What: “Study” Break Chocolate Chip Cookies
How much it will cost :
Stocking your baking cabinet for a long time (flour, sugar, vanilla, etc.): about $15
A big block of butter (450g, enough for two batches of cookies): $2.50
A bag of chocolate chips: $1.99 – $4 (varies depending on the sales at Provigo or jacked prices at the local dep)
The look in that special someone’s eyes when they smell what you’ve got in the oven: priceless
Why : Because let’s face it, we’re all cookie monsters at heart.
Midterms are around the corner and it’s time to start hosting study parties. We’re not quite ready to move into the library, but for those of you who are, cookies are a delightful and quiet snack to hide away in your bag – though we can’t technically endorse bringing in a batch. Shh. And what better study food than a classic: chocolate chip.
These cookies can be most effective when that certain cutie in your chemistry class comes over to compare notes if studying is not the only thing you have in mind (you know what we mean). Don’t underestimate the power of chocolate chip.
Cocolate chip cookies offer instant satisfaction, so head to the baking cabinet and within 30 minutes you should be back to the books, or whatever.
We included the price of butter and chocolate chips above. All the other ingredients you’ve now stocked up on should last well beyond finals.
“Study” break chocolate chip cookies
• 1 C butter (if you use unsalted butter then put an extra ½ tsp of salt)
• ¾ C sugar
• ¾ C brown sugar (packed)
• 2 eggs
• 1 tsp vanilla
• ½ tsp of salt
• 1 tsp baking soda
• 2 C flour
• ½ – 1 bag of chocolate chips (depending on where you like your chocolate – in the cookies or in your mouth)

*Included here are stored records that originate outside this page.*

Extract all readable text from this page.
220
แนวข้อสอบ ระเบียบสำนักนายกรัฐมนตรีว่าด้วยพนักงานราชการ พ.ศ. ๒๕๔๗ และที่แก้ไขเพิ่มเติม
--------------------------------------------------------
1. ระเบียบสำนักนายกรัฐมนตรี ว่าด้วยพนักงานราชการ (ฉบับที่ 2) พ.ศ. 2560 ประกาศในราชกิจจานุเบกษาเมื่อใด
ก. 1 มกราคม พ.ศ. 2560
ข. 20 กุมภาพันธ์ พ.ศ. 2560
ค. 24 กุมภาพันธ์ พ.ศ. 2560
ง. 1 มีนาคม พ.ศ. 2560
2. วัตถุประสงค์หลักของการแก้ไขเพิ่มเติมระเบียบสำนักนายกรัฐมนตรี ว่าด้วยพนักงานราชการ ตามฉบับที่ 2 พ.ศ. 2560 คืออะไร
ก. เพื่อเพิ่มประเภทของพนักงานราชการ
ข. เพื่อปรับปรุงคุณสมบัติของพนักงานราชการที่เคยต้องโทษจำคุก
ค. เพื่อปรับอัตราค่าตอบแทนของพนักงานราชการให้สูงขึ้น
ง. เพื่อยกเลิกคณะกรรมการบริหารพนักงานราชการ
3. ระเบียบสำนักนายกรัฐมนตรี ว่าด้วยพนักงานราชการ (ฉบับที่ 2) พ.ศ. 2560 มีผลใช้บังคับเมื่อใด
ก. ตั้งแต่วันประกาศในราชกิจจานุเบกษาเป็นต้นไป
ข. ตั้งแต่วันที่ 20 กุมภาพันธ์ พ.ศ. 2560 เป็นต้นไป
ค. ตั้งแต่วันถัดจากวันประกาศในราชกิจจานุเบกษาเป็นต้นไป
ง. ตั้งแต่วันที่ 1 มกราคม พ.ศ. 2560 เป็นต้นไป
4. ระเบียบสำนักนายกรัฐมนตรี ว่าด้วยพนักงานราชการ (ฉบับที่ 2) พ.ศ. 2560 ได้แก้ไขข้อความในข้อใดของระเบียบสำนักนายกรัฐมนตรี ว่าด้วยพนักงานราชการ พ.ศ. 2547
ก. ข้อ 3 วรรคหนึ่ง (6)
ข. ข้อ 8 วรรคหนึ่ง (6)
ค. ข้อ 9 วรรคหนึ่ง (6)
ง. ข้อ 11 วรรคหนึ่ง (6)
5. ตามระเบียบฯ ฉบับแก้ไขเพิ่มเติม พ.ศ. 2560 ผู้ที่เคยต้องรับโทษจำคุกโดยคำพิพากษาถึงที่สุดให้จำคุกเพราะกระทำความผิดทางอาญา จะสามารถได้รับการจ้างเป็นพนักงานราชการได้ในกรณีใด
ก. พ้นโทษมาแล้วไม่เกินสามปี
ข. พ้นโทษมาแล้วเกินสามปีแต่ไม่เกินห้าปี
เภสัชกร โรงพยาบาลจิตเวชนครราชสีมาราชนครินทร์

Preheat oven to 350˚ Fahrenheit (175˚ Celsius). Soften butter in the microwave so you can stir it – do not melt! Add both types of sugar. Mix together until creamy. Mix in eggs. Add vanilla, salt, and baking powder. Stir. Add the flour, and mix. Finally, stir in the chocolate chips.
Plop the dough in little blobs on the cookie tray. The size can be anywhere from a small spoonful to a big one. Make little cookies when feeding large groups, such as The Daily editorial board. Make big cookies when feeding yourself and that special someone. But not too big – you don’t want to feel sick in case our recipe leads to some more physical activity (yes they’re that good). Cook them in the oven for 9 – eleven minutes, better to take them out a little undercooked than overcooked, unless you’re one of those people who likes crunchy cookies. When undercooked they‘re chewy when they cool.
Packing is important. It’s not enough to fill the measuring cup, stuff that sugar in. It should come out of the measuring cup shaped like a perfect, sugary sandcastle.
Baking soda v. baking powder – a fight to the death:
Most don’t know the difference between baking soda and baking power, but it’s basically just that baking powder has both baking soda and other stuff in it. You can use either in this recipe, but soda makes more sense for cookies. You can also leave your open baking soda carton in the fridge to absorb all those not-so-appealing smells – and don’t worry your cookies will still taste delicious if you use this stuff later. If you’re not making cookies for a large group at the moment, we highly recommend freezing the leftovers. Undercooked, frozen cookies can be kept in small baggies for emergencies.
Variations – if you’re in the squeeze for ingredients:
If you don’t have vanilla, you can substitute ½ tsp of cinnamon. They both taste delicious, but cinnamon can come off as more creative, and it makes the baking cookies smell even better! Make sure not to use both vanilla and cinnamon though, it tastes kind of funky – almost as bad as burning a role of pre-made cookie dough in the oven.
You can also make the cookies with 1 C oats and 1 ½ C flour. These make the cookies extra chewy, and the oaty texture makes them more interesting.
Another fun twist on the classic is adding ¾ C peanut butter to the butter and sugar mixture. If you’re feeling extra nutty (bad pun intended), add ½ C crushed walnuts alongside the chocolate chips. But please remember, these are chocolate chip cookies; the chocolate is a must.